They are beloved because they don't burn petrol, and provide exercise in addition to their transportation function. But around here they are seldom actual transportation. I am of federalist and libertarian bent, so I approve of Seattle and Boston and Miami making their own decisions about bicycles, not caring a fig for what I say. Colleges, which create their own urban densities and have lots of young exercising people with short-distance transportation needs, should be able to arm-wrestle with their local governments about regulations as well.
Yet the arguments in favor of making the public thruways bicycle-friendly are an excellent example of logical ideas that look great at first, but evaporate one step later. Cyclists' taxes go to the construction and upkeep of roads, why shouldn't they benefit as well?
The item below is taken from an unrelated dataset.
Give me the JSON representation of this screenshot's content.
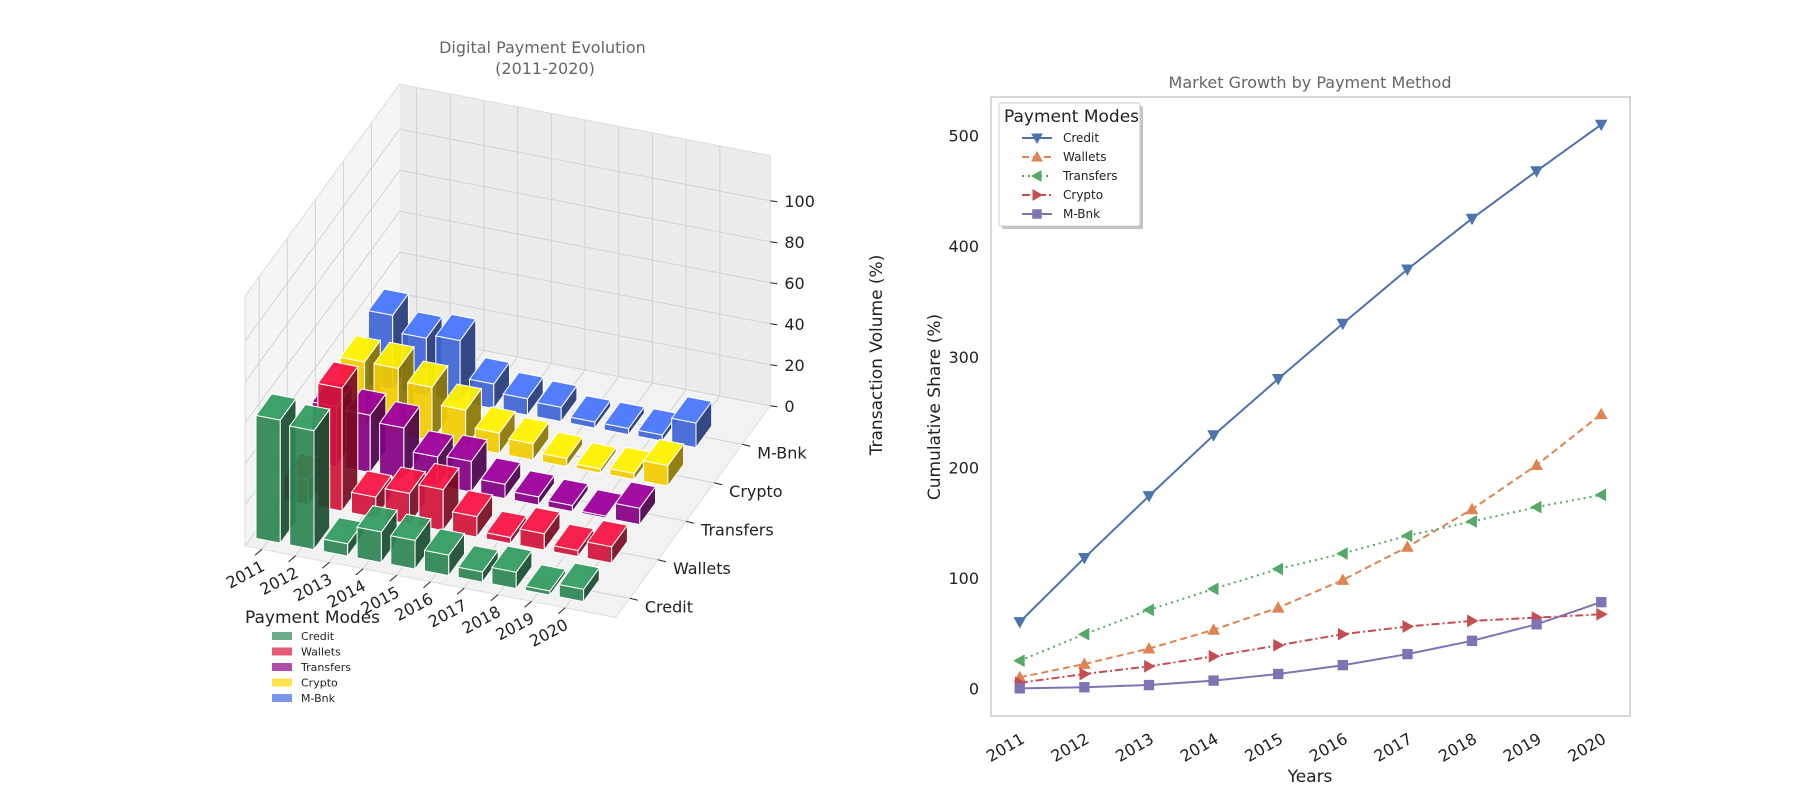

Yes, fine, but the same could be said about airport runways and train tracks. The reasons we would not insist cyclists could use those would be the same for cars. Plus, we did not upgrade those roads to current standards for bicyclists. That the smoothness and directness are also useful for them is a by-product.
Saving oil? Fairly negligible. Decreasing congestion? A good point, yet at what cost to safety? But isn't the safety issue mostly the fault of huge heavy cars and trucks, risk borne by the vulnerable two-wheeled driver? Another almost-good point. I would say you can't have that both ways. If your argument is that you are bearing the primary risk, then fine, it's your risk, and I don't want to hear any more about it. But if you think accommodations should be made beyond an obvious minimum for cyclists, then accommodations. You are now affecting others and their choices.
The width of roads was built for "autos plus a bit." Bicycles have lived in the bit. They want more "bit," which I can understand, because it is safer for them. I consider that a small cost on many roads. Glad to let them get the extra bit. Yet as soon as one gets to intersections and turns - which I think is unavoidable - the car-bicycle interaction gets quickly more complicated. I have yet to fully get how bicycle lanes make things better at those points.
I seldom encounter commuter cyclists. What I see are recreational cyclists, who think they should be able to tee off on - no, I'm sorry, those are golfers; jet ski across - no I'm sorry that's recreation on the water; cast their lines across - no, that's fishermen; set up a deer stand on - no, that's hunting; put up bleachers, shelves, picnic benches - no, those are other recreational choices - on the roads because...well, because. Because they are exercising on outmoded-design vehicles and aren't burning coal, I suppose, so we should therefore defer to them.
My experience is that I have to thread the needle with my car - which the road was designed for - to avoid hitting them or infringing into the lane of another large vehicle. The complaints that they are rude and don't follow the rules of the road may be so, but that is not my experience. My experience is people on speedy but fragile unprotected bits of metal, singly or in groups, taking up dangerous amounts of my lane.